Posted by Laurel L. Russwurm on April 17, 2012

The EU is fighting the secret ACTA trade agreement, while India seeks to pass an Internet Censorship law. Surprised?

SOPA isn’t dead, just redesigned. Meet CISPA, the Cyber Intelligence Sharing and Protection Act, which picks up where SOPA left off. Similar legislation is being rushed into law by countries all over the world, including Canada, Belarus. have produced an infographic which explains CISPA:

It doesn’t matter who you are or where you are: you need to tell your government “No.”

As this infographic points out, when corporate interests diverge from citizen interests, we’re on our own. We have some great online resources, and many outspoken Internet freedom fighters, but we can no longer expect right to triumph just because its right. Because the other side can afford to hire lobbyists.

If we want right to triumph we have to speak up for it.

Make a phone call, send a letter or an email.

Alt Text for the InfoGraphic:


While protesters were occupied with SOPA, a new cybersecurity bill snuck its way into congressional consideration. Introducing CISPA: What it is, where it came from, and why it makes SOPA look like amateur hour.



CISPA = Cyber Intelligence Sharing & Protection Act

It allows both private businesses and the government to share information about cyberthreats.

That doesn’t sound so bad.

But what’s a cyberthreat?

According to CISPA:

Cyberthreats are supposed to be anything making “efforts to degrade, disrupt or destroy” vital nerworks.

Or anything that makes a “threat or misappropriation” of information owned by the government or private businesses.


While SOPA put companies at risk for subscriber activity, CISPA rewards companies for:

  • collecting data,
  • intercepting or modifying communications,
  • providing the government with information.

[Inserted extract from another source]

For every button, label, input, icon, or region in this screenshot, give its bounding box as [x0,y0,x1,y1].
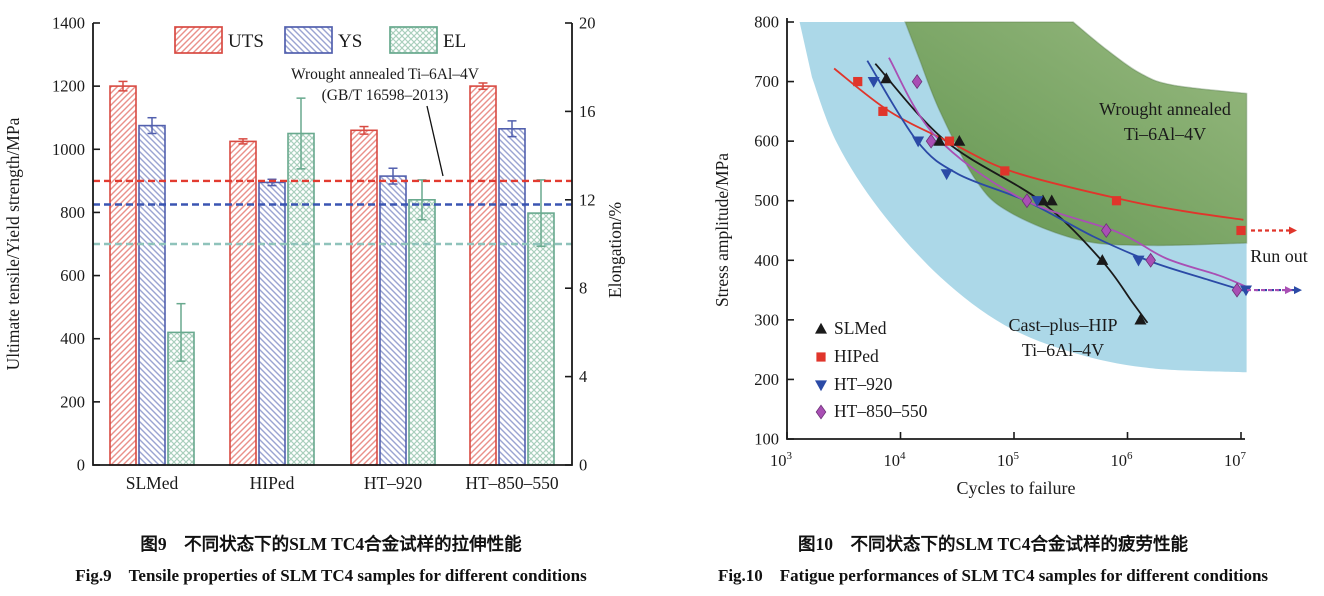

And unlike SOPA, CISPA doesn’t threaten the business interests of web companies.

So we shouldn’t expect their help in fighting the bill.

In fact, companies already supporting CISPA include:

  • AT&T
  • Verizon
  • Facebook,
  • Microsoft,
  • IBM,
  • Intel

and over 25 other organizations, all of which play a role in how you communicate.


Then you should also know that:

Information collected from you is “proprietary,”
meaning you don’t have the right to know what’s being gathered.

Under CISPA, companies can also share your

  • Names,
  • Addresses,
  • Phone Numbers

from the data they give to the government.


But it’s just now beginning to appear on the public radar.

If you share any information that the government or corporations find “inconvenient,” you could soon be labelled as a security threat, making your web activity subject to constant surveillance.